The Regional Italian Kitchen

$15.00

By Nika Hazelton, M. Evans and Co., first edition, 1978. Hardback with DJ. 346 pages. Another admired cookbook that’s out of print.

Hazelton was a gifted writer of great range, and is eclipsed in recognition these days by authors with Italian names like Marcella Hazan, and certainly by such TV cooks-restaurateurs-authors like Lidia Bastianich, Mario Batali and Gina De Laurentis. However, one shouldn’t discount her “creds.” She spent her childhood in Rome and traveled through Italy as the daughter of a Roman mother and German father, and through her travels, fell in love with the varied regional home-cooking styles. When she finally settled in New York, she was embraced by the culinary crowd.

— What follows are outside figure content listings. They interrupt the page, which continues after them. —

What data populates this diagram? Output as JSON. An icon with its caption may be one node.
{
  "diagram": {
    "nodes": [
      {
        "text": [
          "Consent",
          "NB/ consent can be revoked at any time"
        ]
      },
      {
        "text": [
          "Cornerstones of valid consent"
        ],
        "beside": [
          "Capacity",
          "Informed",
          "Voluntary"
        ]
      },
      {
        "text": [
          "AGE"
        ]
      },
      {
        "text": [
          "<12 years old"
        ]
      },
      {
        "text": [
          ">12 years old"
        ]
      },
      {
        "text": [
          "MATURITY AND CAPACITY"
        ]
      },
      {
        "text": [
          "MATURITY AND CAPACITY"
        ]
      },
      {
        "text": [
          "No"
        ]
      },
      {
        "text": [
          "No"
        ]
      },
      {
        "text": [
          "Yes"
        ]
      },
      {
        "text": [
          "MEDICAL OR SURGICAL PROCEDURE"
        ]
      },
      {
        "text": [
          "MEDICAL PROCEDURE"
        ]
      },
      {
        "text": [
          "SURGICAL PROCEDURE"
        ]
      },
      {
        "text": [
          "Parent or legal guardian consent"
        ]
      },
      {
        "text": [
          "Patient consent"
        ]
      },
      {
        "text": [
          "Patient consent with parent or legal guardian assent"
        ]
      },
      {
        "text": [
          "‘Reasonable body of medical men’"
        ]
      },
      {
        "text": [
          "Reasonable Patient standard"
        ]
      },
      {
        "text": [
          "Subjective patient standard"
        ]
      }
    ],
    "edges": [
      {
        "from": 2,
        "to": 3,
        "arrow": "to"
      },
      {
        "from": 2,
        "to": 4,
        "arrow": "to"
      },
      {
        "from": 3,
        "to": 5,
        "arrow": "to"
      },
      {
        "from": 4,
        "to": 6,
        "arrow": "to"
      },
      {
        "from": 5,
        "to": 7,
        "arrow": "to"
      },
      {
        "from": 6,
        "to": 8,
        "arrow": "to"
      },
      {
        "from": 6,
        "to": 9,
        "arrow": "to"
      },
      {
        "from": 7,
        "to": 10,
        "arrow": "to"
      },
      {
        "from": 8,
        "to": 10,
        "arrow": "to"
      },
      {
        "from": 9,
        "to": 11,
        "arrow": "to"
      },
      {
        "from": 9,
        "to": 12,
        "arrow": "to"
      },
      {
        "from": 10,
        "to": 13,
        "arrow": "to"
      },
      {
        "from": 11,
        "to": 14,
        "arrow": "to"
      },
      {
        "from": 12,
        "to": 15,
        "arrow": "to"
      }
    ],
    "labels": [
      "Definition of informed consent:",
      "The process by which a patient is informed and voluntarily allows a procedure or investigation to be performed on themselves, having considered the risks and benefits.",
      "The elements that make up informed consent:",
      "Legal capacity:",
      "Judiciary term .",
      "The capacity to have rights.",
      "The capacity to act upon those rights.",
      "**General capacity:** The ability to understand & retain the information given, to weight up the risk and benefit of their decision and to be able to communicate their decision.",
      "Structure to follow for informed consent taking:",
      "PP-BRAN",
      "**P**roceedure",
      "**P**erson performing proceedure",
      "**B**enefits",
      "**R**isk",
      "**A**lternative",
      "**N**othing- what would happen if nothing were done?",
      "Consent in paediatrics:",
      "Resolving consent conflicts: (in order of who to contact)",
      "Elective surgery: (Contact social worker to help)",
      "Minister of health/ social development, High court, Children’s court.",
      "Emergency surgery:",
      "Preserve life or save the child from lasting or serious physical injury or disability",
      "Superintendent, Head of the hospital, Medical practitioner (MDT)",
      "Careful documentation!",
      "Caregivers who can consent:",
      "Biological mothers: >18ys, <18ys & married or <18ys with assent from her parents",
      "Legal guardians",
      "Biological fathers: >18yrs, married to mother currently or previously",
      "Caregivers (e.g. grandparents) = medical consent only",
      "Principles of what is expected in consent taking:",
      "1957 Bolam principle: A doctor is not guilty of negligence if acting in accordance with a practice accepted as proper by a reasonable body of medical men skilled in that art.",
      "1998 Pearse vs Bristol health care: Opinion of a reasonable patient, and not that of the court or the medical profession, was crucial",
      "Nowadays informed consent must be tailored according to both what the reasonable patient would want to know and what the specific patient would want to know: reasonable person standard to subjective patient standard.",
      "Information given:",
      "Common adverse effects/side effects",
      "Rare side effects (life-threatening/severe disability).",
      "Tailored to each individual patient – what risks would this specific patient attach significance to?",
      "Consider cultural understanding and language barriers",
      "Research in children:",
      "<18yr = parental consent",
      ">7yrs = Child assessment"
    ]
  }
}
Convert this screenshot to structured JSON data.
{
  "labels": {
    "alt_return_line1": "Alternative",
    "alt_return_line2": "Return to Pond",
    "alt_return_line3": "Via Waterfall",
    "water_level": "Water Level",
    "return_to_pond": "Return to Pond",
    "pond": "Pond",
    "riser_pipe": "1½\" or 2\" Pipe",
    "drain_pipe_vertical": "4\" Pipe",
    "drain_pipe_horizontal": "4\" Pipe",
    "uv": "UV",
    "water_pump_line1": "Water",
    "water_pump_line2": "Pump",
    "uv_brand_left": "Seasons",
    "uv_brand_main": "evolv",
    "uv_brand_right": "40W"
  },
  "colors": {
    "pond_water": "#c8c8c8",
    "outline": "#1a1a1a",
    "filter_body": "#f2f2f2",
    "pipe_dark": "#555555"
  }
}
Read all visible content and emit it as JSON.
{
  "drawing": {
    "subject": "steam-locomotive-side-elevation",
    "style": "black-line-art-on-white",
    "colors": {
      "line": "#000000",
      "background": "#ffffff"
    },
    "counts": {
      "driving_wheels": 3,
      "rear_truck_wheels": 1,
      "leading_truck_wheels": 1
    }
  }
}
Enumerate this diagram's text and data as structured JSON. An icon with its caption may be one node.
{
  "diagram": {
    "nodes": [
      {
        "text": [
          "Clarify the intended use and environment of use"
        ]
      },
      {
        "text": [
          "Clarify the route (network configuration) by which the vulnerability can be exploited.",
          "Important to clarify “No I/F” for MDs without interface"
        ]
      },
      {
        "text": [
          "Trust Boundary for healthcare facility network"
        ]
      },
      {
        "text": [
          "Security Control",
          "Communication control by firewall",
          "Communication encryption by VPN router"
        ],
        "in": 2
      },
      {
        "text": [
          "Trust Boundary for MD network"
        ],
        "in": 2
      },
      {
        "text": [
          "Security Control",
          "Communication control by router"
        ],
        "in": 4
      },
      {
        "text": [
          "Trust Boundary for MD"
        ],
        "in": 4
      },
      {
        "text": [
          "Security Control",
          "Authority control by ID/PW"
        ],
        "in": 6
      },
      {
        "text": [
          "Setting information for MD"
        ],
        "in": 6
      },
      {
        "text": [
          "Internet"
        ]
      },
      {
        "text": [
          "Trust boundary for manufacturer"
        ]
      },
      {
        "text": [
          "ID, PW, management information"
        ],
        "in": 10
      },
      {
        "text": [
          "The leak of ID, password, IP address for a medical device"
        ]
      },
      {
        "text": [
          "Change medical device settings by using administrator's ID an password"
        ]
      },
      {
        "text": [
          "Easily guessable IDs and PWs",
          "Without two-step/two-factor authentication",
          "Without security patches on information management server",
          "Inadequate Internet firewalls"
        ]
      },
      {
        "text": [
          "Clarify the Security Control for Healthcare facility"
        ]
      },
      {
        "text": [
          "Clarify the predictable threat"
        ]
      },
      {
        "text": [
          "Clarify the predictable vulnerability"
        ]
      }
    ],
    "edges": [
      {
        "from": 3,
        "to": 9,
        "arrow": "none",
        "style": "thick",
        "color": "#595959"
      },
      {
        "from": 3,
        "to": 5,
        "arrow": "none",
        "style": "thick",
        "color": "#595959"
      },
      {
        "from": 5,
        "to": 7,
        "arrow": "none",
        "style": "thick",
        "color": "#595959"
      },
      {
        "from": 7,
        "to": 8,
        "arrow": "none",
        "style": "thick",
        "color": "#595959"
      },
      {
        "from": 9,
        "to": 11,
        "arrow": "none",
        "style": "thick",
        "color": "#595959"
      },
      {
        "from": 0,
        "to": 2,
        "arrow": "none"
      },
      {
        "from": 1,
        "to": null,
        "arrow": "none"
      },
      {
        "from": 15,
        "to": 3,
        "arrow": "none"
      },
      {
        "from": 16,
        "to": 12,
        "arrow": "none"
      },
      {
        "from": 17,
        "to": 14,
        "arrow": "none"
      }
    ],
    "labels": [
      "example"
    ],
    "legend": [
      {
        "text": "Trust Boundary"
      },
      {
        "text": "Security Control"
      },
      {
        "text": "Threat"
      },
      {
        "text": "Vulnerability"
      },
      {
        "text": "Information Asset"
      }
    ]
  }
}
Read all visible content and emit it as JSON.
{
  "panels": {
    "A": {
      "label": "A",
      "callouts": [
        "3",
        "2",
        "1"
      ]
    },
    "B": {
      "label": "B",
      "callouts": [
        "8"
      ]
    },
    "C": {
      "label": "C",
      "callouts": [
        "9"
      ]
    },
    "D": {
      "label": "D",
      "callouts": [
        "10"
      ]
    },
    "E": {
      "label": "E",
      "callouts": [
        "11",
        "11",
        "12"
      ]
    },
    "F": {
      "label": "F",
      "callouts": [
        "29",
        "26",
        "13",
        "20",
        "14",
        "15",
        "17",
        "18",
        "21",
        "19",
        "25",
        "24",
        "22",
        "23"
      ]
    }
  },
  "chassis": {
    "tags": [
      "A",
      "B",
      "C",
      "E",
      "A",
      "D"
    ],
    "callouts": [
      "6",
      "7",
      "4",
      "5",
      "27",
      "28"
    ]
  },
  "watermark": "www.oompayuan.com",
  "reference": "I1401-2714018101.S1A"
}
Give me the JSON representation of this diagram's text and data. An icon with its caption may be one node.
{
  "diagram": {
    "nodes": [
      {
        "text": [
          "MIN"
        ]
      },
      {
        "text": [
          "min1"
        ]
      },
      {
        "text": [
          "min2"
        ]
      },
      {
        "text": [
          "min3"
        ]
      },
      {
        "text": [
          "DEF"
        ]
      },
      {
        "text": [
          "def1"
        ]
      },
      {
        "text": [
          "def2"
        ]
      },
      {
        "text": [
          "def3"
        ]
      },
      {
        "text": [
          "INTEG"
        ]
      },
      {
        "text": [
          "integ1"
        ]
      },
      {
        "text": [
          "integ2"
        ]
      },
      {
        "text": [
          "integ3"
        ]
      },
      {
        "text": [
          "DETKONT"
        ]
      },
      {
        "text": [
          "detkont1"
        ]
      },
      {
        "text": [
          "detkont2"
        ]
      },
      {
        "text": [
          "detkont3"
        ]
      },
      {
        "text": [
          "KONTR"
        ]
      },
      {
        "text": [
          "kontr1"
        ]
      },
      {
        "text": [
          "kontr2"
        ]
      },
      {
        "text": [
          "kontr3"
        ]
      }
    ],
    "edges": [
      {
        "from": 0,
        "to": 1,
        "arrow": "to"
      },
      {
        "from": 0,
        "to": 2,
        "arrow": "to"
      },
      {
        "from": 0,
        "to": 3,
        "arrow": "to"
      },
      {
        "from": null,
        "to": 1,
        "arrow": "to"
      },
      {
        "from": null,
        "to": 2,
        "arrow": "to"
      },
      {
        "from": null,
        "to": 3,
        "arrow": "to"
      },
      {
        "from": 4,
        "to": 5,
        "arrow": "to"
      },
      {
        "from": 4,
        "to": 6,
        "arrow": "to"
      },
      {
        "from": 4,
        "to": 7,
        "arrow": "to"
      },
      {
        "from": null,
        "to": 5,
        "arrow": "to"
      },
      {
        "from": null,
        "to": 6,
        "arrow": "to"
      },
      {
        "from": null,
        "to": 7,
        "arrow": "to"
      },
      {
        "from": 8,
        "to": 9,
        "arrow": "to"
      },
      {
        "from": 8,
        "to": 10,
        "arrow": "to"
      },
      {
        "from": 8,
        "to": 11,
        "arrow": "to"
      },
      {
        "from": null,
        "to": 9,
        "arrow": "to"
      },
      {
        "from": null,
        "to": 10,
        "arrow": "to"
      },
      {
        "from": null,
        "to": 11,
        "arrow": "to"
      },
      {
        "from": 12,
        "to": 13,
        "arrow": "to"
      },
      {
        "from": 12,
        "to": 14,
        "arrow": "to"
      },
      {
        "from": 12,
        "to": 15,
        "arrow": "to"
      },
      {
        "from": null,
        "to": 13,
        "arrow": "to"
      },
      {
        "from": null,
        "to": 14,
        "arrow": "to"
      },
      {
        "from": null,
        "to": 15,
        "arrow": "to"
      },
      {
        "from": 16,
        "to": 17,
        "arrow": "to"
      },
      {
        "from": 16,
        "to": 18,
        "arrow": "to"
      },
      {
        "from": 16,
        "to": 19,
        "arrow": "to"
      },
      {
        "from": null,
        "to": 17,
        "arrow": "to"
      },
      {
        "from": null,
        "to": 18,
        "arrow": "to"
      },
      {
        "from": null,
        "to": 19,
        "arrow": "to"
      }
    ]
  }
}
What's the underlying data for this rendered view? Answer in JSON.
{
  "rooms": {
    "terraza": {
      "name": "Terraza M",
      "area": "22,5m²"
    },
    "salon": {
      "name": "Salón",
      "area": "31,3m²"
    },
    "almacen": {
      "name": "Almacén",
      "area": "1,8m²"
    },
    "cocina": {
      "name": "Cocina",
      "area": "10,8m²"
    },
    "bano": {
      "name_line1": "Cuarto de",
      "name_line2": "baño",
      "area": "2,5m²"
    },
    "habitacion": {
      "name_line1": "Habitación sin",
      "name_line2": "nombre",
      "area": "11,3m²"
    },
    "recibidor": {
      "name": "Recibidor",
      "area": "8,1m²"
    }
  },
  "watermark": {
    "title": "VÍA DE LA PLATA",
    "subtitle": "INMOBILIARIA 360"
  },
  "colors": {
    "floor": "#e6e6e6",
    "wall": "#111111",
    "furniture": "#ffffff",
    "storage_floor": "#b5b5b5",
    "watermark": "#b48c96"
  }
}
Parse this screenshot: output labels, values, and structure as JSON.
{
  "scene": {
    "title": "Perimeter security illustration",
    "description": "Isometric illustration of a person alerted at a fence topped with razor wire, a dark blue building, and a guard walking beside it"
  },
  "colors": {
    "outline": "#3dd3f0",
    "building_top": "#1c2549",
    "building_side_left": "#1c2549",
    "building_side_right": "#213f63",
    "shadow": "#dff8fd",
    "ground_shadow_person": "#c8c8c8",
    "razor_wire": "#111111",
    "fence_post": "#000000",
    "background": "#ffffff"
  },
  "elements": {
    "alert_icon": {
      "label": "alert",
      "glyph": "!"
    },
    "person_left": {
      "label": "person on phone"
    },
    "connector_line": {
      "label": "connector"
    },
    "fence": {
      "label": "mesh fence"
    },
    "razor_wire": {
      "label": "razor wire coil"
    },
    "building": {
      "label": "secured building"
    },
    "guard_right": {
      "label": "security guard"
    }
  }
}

“The recipes in this book,” she writes, “have come from such home cooks. Some go back to my Italian childhood, some are from relatives, dispersed to all parts of the Italian peninsula. Others were gathered in my travels, given to me by friends, discovered in old cookbooks or in eating places in every region of Italy that still features la cucina casalinga, home cooking of the region.”

She also makes a point this book doesn't duplicate recipes found in most Itaian cookbooks. "Rather, it concentrates on recipes not generally known in America."One such dish, “Professor Pezzo’s Pesto,” comes from “a distinguished antiquarian who likes to cook.” It’s a subtler, lighter sauce, that while using most of the normal ingredients of pesto, fresh basil, olive oil and pine nuts, Professor Pezzo omitted garlic and then added a blended mix of butter and bit of milk to the sauce. One can also substitute Italian parsley leaves. She adds: “This Pesto does not keep and should be used when freshly made.” I also like Hazelton’s “Ciuppin,” which can either be a mixed-fish soup or a stew, she writes, “depending on the amount of (tomato-based) liquid, or it can be pureed into a sauce for pasta or rice.”

Hazelton wrote an astounding variety of cookbooks, more than 30 of them in all, including Classic "Scandinavian Cooking" and "The Swiss Cookbook," also both standards. When she died at 84 in 1992, she merited a featured New York Times obituary in the New York Times. It began: “Nika Hazelton's cookbooks have been a mainstay of serious cooks for nearly half a century.” There you have it.

Condition: VG+/VG+. Another copy, with DJ wear at extremities, VG+/VG.